Cap Rate Calculator
Unlevered yield, NOI, GRM, and market-tier comparison for rental property
Last updated: June 2026
Property & Income
Operating Expenses (Annual)
Auto-filled from state (TX) effective property tax rate
of gross rent (typical 8-10%)
of gross rent
NOI Build-Up
Market Tier Comparison
Your computed cap rate of 4.53% sits in: Tier 1 / Coastal Gateway (3-5%)
Yield similar to top-tier markets like San Francisco, NYC, Boston. Low cash yield but historically strong appreciation.
Cap rate excludes debt service on purpose
Traditional cap rate is an unlevered yield. It is NOT cash flow, NOT cash-on-cash return, and NOT IRR. Use cap rate to compare assets against each other and against the risk-free rate. Use cash-on-cash for first-year cash return after the mortgage, and IRR for full-hold total return.
How the Cap Rate Calculation Works
The Formula
Cap Rate = Net Operating Income / Property Value. NOI is built up from gross rent, less vacancy, less every operating expense (taxes, insurance, maintenance, management, HOA, landlord-paid utilities, and a CapEx reserve). It does NOT subtract mortgage principal and interest, that is what makes cap rate the unlevered yield.
Why CapEx Reserve Matters
Roofs, HVAC, water heaters, and parking lots all wear out. Smart investors set aside 5-10% of gross rent each year as a capital expense reserve. If you ignore CapEx, your stated NOI overstates true economic income and your cap rate is inflated.
Gross Rent Multiplier (GRM)
GRM = Purchase Price / Annual Gross Rent. A 10x GRM means it would take 10 years of gross rent to equal the purchase price. GRM is a quick screening number, but it ignores expenses entirely. Use it as a first filter, then dig into NOI and cap rate.
Cap Rate vs Risk-Free Rate
A useful benchmark: cap rate minus the 10-year Treasury yield is the "real estate risk premium." Historically that spread runs 3-5 percentage points. If 10-year Treasurys yield 4.5% and a Tier 1 cap rate is 4.5%, the real estate carries essentially zero risk premium, that is a sign of an overheated market.
Frequently Asked Questions
What does the cap rate actually measure?
Cap rate (capitalization rate) is the unlevered yield of a property: net operating income (NOI) divided by purchase price (or current market value), expressed as a percentage. It strips out financing and shows what the property would yield if you paid all cash. It is the rental real estate equivalent of a stock dividend yield.

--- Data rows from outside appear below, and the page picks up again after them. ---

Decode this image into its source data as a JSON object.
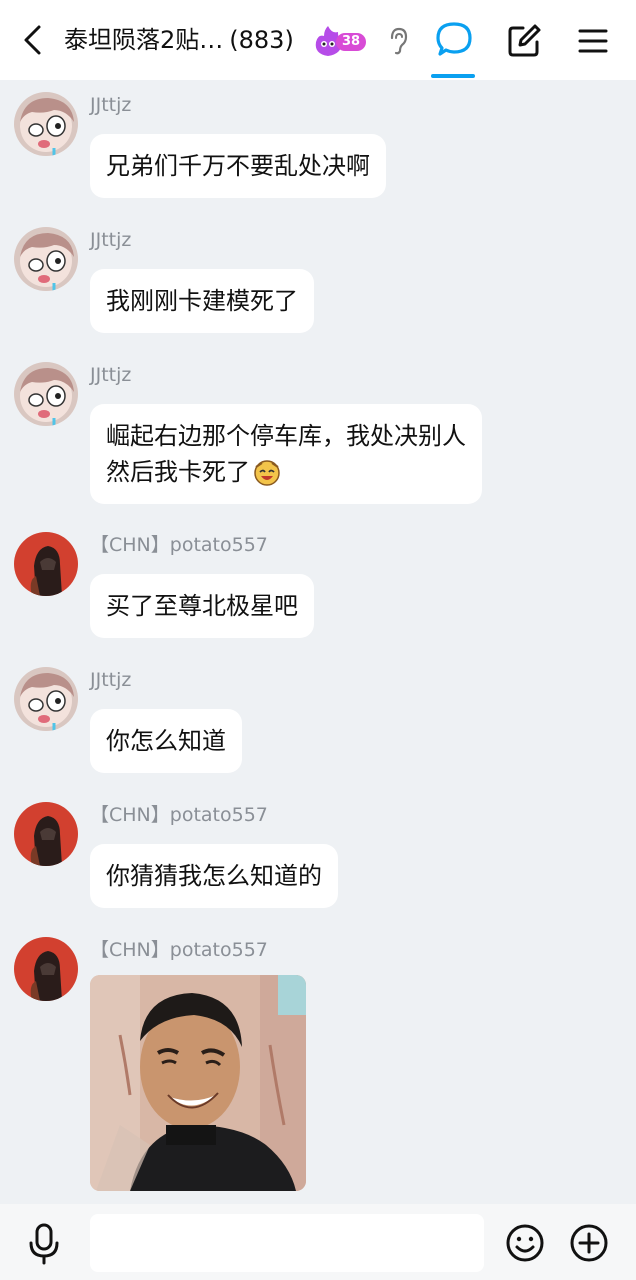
{
  "header": {
    "title": "泰坦陨落2贴…",
    "member_count": "(883)",
    "level_badge": "38",
    "colors": {
      "accent": "#0aa0f0",
      "badge": "#d84bd6"
    }
  },
  "messages": [
    {
      "sender": "JJttjz",
      "avatar": "cartoon-girl-avatar",
      "text": "兄弟们千万不要乱处决啊"
    },
    {
      "sender": "JJttjz",
      "avatar": "cartoon-girl-avatar",
      "text": "我刚刚卡建模死了"
    },
    {
      "sender": "JJttjz",
      "avatar": "cartoon-girl-avatar",
      "line1": "崛起右边那个停车库，我处决别人",
      "line2": "然后我卡死了"
    },
    {
      "sender": "【CHN】potato557",
      "avatar": "dark-helmet-avatar",
      "text": "买了至尊北极星吧"
    },
    {
      "sender": "JJttjz",
      "avatar": "cartoon-girl-avatar",
      "text": "你怎么知道"
    },
    {
      "sender": "【CHN】potato557",
      "avatar": "dark-helmet-avatar",
      "text": "你猜猜我怎么知道的"
    },
    {
      "sender": "【CHN】potato557",
      "avatar": "dark-helmet-avatar",
      "image": "smiling-man-photo"
    }
  ],
  "input": {
    "placeholder": ""
  }
}
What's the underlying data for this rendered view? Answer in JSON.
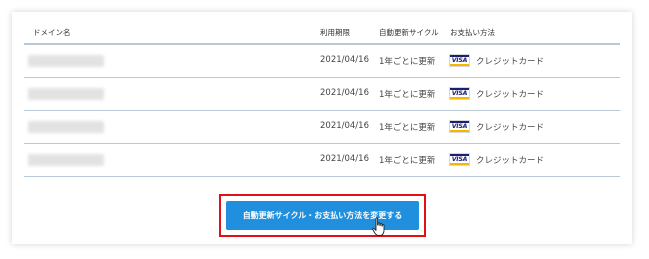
{
  "table": {
    "headers": {
      "domain": "ドメイン名",
      "expiration": "利用期限",
      "renewal_cycle": "自動更新サイクル",
      "payment": "お支払い方法"
    },
    "rows": [
      {
        "domain": "",
        "expiration": "2021/04/16",
        "renewal_cycle": "1年ごとに更新",
        "payment_brand": "VISA",
        "payment_method": "クレジットカード"
      },
      {
        "domain": "",
        "expiration": "2021/04/16",
        "renewal_cycle": "1年ごとに更新",
        "payment_brand": "VISA",
        "payment_method": "クレジットカード"
      },
      {
        "domain": "",
        "expiration": "2021/04/16",
        "renewal_cycle": "1年ごとに更新",
        "payment_brand": "VISA",
        "payment_method": "クレジットカード"
      },
      {
        "domain": "",
        "expiration": "2021/04/16",
        "renewal_cycle": "1年ごとに更新",
        "payment_brand": "VISA",
        "payment_method": "クレジットカード"
      }
    ]
  },
  "change_button": {
    "label": "自動更新サイクル・お支払い方法を変更する"
  },
  "colors": {
    "button": "#1f8fde",
    "highlight_frame": "#e0101a",
    "row_divider": "#b9c8d6"
  },
  "icons": {
    "cursor": "hand-pointer-icon",
    "card": "visa-card-icon"
  }
}
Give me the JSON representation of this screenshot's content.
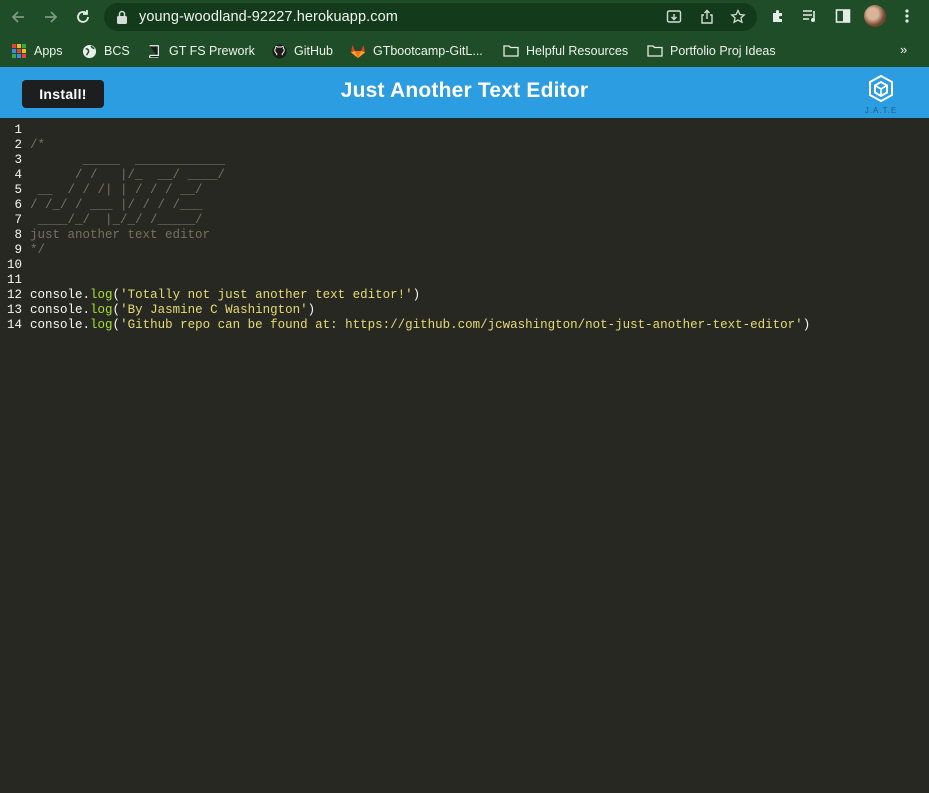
{
  "browser": {
    "url": "young-woodland-92227.herokuapp.com",
    "bookmarks": [
      {
        "label": "Apps",
        "icon": "apps-grid-icon"
      },
      {
        "label": "BCS",
        "icon": "globe-icon"
      },
      {
        "label": "GT FS Prework",
        "icon": "book-icon"
      },
      {
        "label": "GitHub",
        "icon": "github-icon"
      },
      {
        "label": "GTbootcamp-GitL...",
        "icon": "gitlab-icon"
      },
      {
        "label": "Helpful Resources",
        "icon": "folder-icon"
      },
      {
        "label": "Portfolio Proj Ideas",
        "icon": "folder-icon"
      }
    ],
    "more_label": "»"
  },
  "app": {
    "install_label": "Install!",
    "title": "Just Another Text Editor",
    "logo_text": "J.A.T.E",
    "colors": {
      "header": "#2c9de0",
      "editor_bg": "#272822"
    }
  },
  "editor": {
    "lines": [
      {
        "num": "1",
        "tokens": []
      },
      {
        "num": "2",
        "tokens": [
          {
            "t": "/*",
            "c": "comment"
          }
        ]
      },
      {
        "num": "3",
        "tokens": [
          {
            "t": "       _____  ____________",
            "c": "comment"
          }
        ]
      },
      {
        "num": "4",
        "tokens": [
          {
            "t": "      / /   |/_  __/ ____/",
            "c": "comment"
          }
        ]
      },
      {
        "num": "5",
        "tokens": [
          {
            "t": " __  / / /| | / / / __/",
            "c": "comment"
          }
        ]
      },
      {
        "num": "6",
        "tokens": [
          {
            "t": "/ /_/ / ___ |/ / / /___",
            "c": "comment"
          }
        ]
      },
      {
        "num": "7",
        "tokens": [
          {
            "t": " ____/_/  |_/_/ /_____/",
            "c": "comment"
          }
        ]
      },
      {
        "num": "8",
        "tokens": [
          {
            "t": "just another text editor",
            "c": "comment"
          }
        ]
      },
      {
        "num": "9",
        "tokens": [
          {
            "t": "*/",
            "c": "comment"
          }
        ]
      },
      {
        "num": "10",
        "tokens": []
      },
      {
        "num": "11",
        "tokens": []
      },
      {
        "num": "12",
        "tokens": [
          {
            "t": "console",
            "c": "plain"
          },
          {
            "t": ".",
            "c": "plain"
          },
          {
            "t": "log",
            "c": "fn"
          },
          {
            "t": "(",
            "c": "plain"
          },
          {
            "t": "'Totally not just another text editor!'",
            "c": "str"
          },
          {
            "t": ")",
            "c": "plain"
          }
        ]
      },
      {
        "num": "13",
        "tokens": [
          {
            "t": "console",
            "c": "plain"
          },
          {
            "t": ".",
            "c": "plain"
          },
          {
            "t": "log",
            "c": "fn"
          },
          {
            "t": "(",
            "c": "plain"
          },
          {
            "t": "'By Jasmine C Washington'",
            "c": "str"
          },
          {
            "t": ")",
            "c": "plain"
          }
        ]
      },
      {
        "num": "14",
        "tokens": [
          {
            "t": "console",
            "c": "plain"
          },
          {
            "t": ".",
            "c": "plain"
          },
          {
            "t": "log",
            "c": "fn"
          },
          {
            "t": "(",
            "c": "plain"
          },
          {
            "t": "'Github repo can be found at: https://github.com/jcwashington/not-just-another-text-editor'",
            "c": "str"
          },
          {
            "t": ")",
            "c": "plain"
          }
        ]
      }
    ]
  }
}
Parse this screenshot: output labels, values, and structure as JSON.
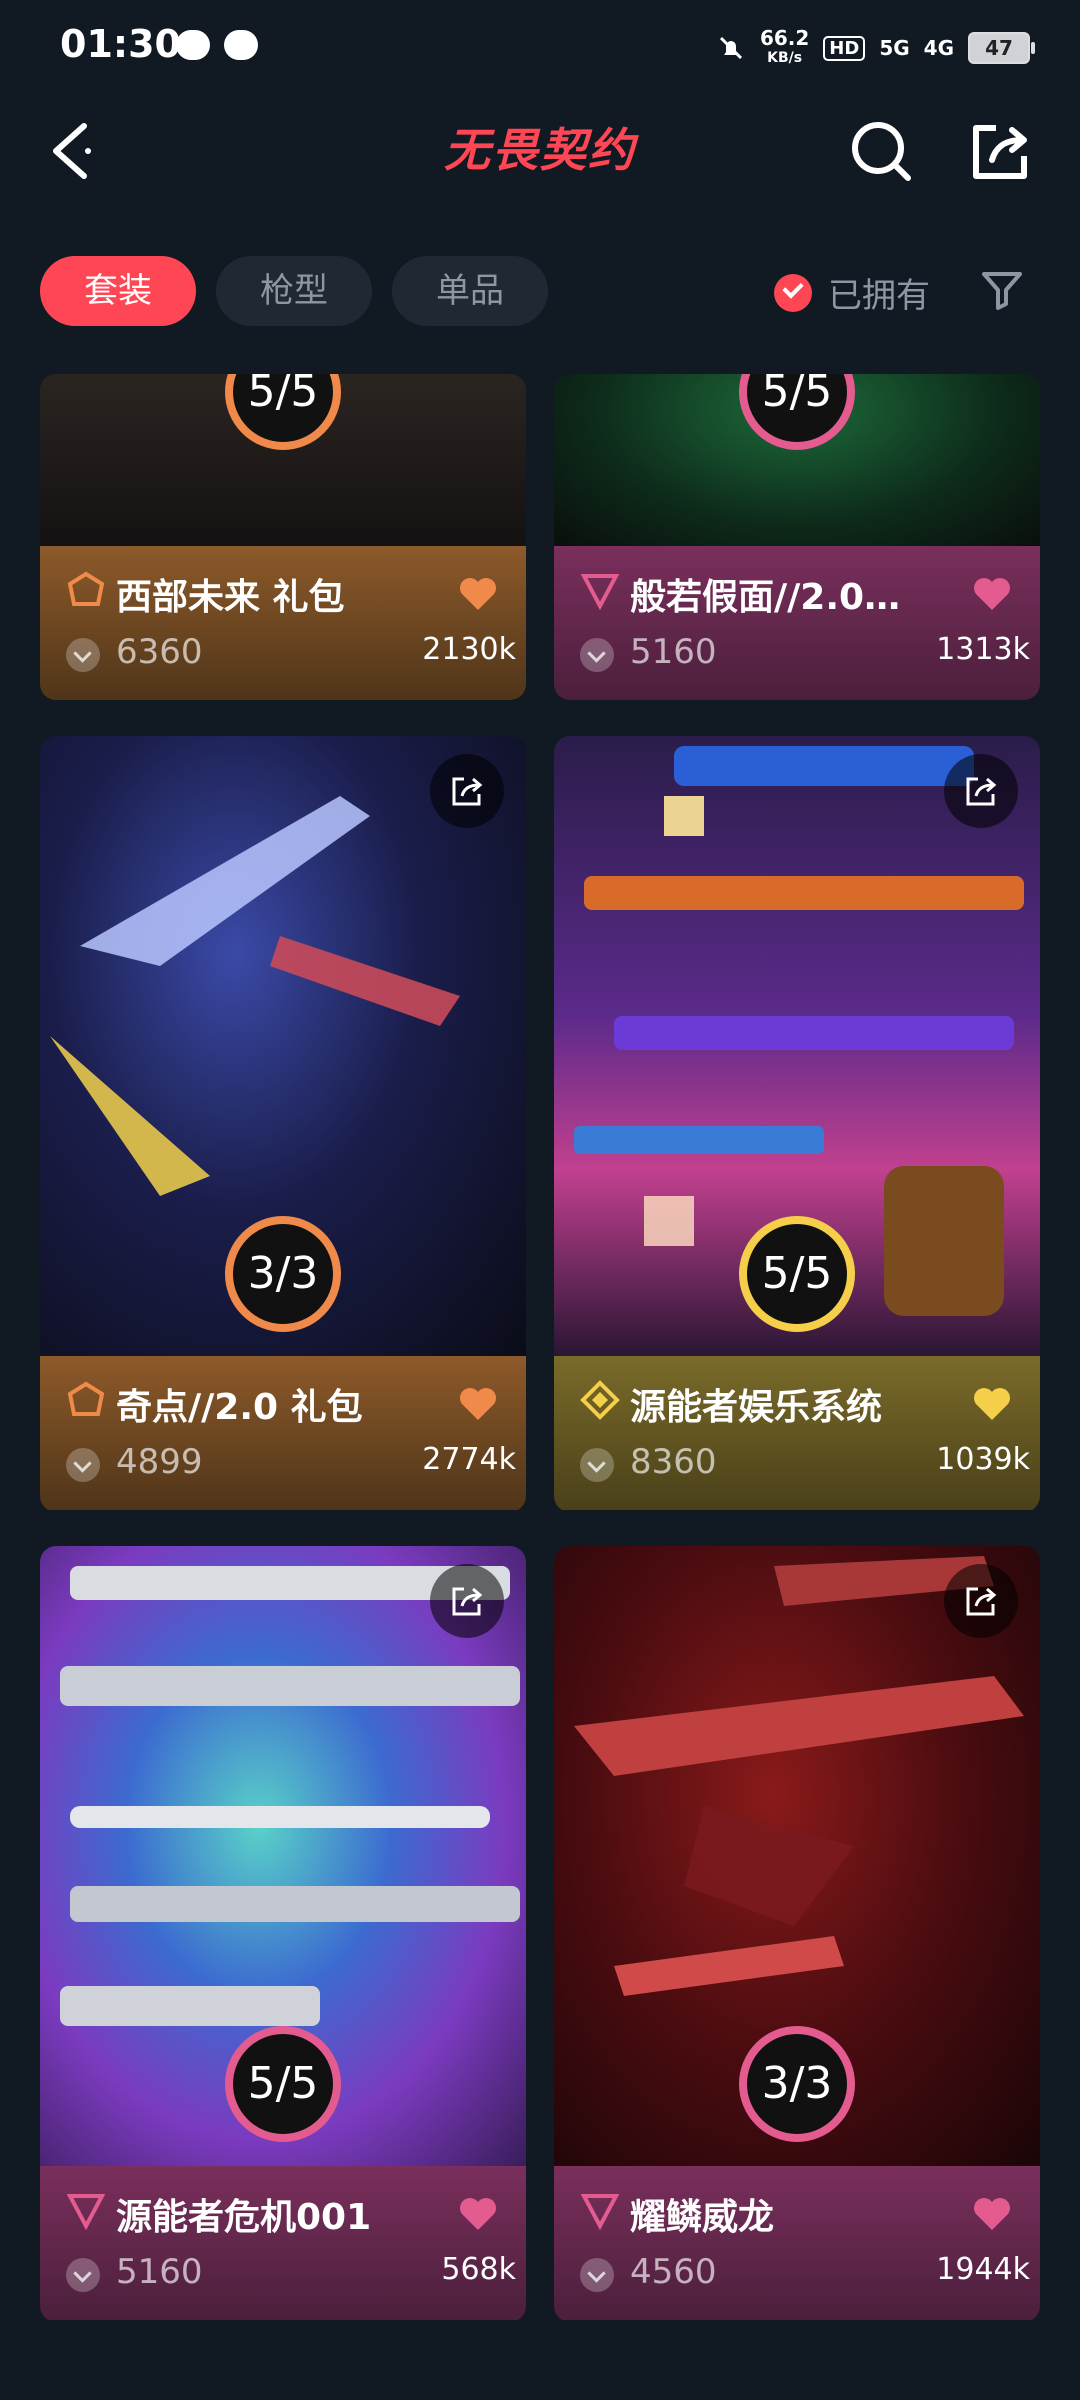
{
  "status_bar": {
    "time": "01:30",
    "net_speed_value": "66.2",
    "net_speed_unit": "KB/s",
    "hd_badge": "HD",
    "sim1": "5G",
    "sim2": "4G",
    "battery": "47"
  },
  "header": {
    "title": "无畏契约"
  },
  "tabs": [
    {
      "label": "套装",
      "active": true
    },
    {
      "label": "枪型",
      "active": false
    },
    {
      "label": "单品",
      "active": false
    }
  ],
  "filter": {
    "owned_label": "已拥有"
  },
  "cards": [
    {
      "name": "西部未来 礼包",
      "price": "6360",
      "likes": "2130k",
      "progress": "5/5",
      "tier": "orange"
    },
    {
      "name": "般若假面//2.0…",
      "price": "5160",
      "likes": "1313k",
      "progress": "5/5",
      "tier": "pink"
    },
    {
      "name": "奇点//2.0 礼包",
      "price": "4899",
      "likes": "2774k",
      "progress": "3/3",
      "tier": "orange"
    },
    {
      "name": "源能者娱乐系统",
      "price": "8360",
      "likes": "1039k",
      "progress": "5/5",
      "tier": "yellow"
    },
    {
      "name": "源能者危机001",
      "price": "5160",
      "likes": "568k",
      "progress": "5/5",
      "tier": "pink"
    },
    {
      "name": "耀鳞威龙",
      "price": "4560",
      "likes": "1944k",
      "progress": "3/3",
      "tier": "pink"
    }
  ],
  "colors": {
    "accent": "#ff4655",
    "background": "#111923",
    "orange_tier": "#f08a4b",
    "pink_tier": "#e35b8f",
    "yellow_tier": "#f5cf4a"
  }
}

Cap rate vs cash-on-cash return vs IRR, which one matters?
Cap rate ignores leverage and shows asset-level yield. Cash-on-cash return divides annual pre-tax cash flow (after mortgage) by your cash invested, it captures the boost or drag from leverage. IRR is the time-weighted total return including all cash flows and sale proceeds. Use all three: cap rate to compare assets, cash-on-cash for early-year cash, IRR for total-deal return.
What is a "good" cap rate?
It depends entirely on the market and risk profile. A 4% cap in San Francisco may be excellent (low risk, high appreciation), a 9% cap in a declining market may be terrible (high vacancy risk, no upside). Compare cap rates to other deals in the SAME market and asset class. Then compare the resulting yield to a risk-free rate (10-year Treasury) plus an equity risk premium of 3-5 percentage points.
NOI vs cash flow, what is the difference?
NOI is income after operating expenses but BEFORE mortgage debt service, depreciation, and income tax. Cash flow is NOI minus principal and interest payments (and capex if not already reserved). Two identical buildings have the same NOI but very different cash flow depending on their mortgage. Cap rate uses NOI deliberately so that financing decisions do not distort the underlying asset yield.
Why do investors prefer a higher cap rate?
A higher cap rate means more income per dollar invested, but it almost always comes with more risk: older buildings, weaker tenants, declining neighborhoods, deferred maintenance, or markets with slow rent growth. The Treasury yield is the floor; everything above it is a risk premium. If a deal advertises a 12% cap in a stable market, assume something is wrong until you prove otherwise.
How does CAGR differ from cap rate?
Cap rate is a single-year snapshot of asset yield. CAGR (compound annual growth rate) is a multi-year return measure, usually applied to total value (price + cash flow + appreciation) over a holding period. A property can have a steady 6% cap rate and still produce a 15% CAGR if rents and prices rise over a 10-year hold.
When is the cap rate misleading?
During lease-up of a newly built or recently renovated property the trailing NOI understates the stabilized yield, brokers will often market the "pro forma" or "stabilized cap rate" which assumes 95%+ occupancy at market rents. Also misleading when the seller has deferred capex (the future buyer absorbs the cost) or when the seller-provided rent roll includes above-market or expiring leases. Always underwrite NOI yourself using market rents, realistic vacancy, and full operating expenses.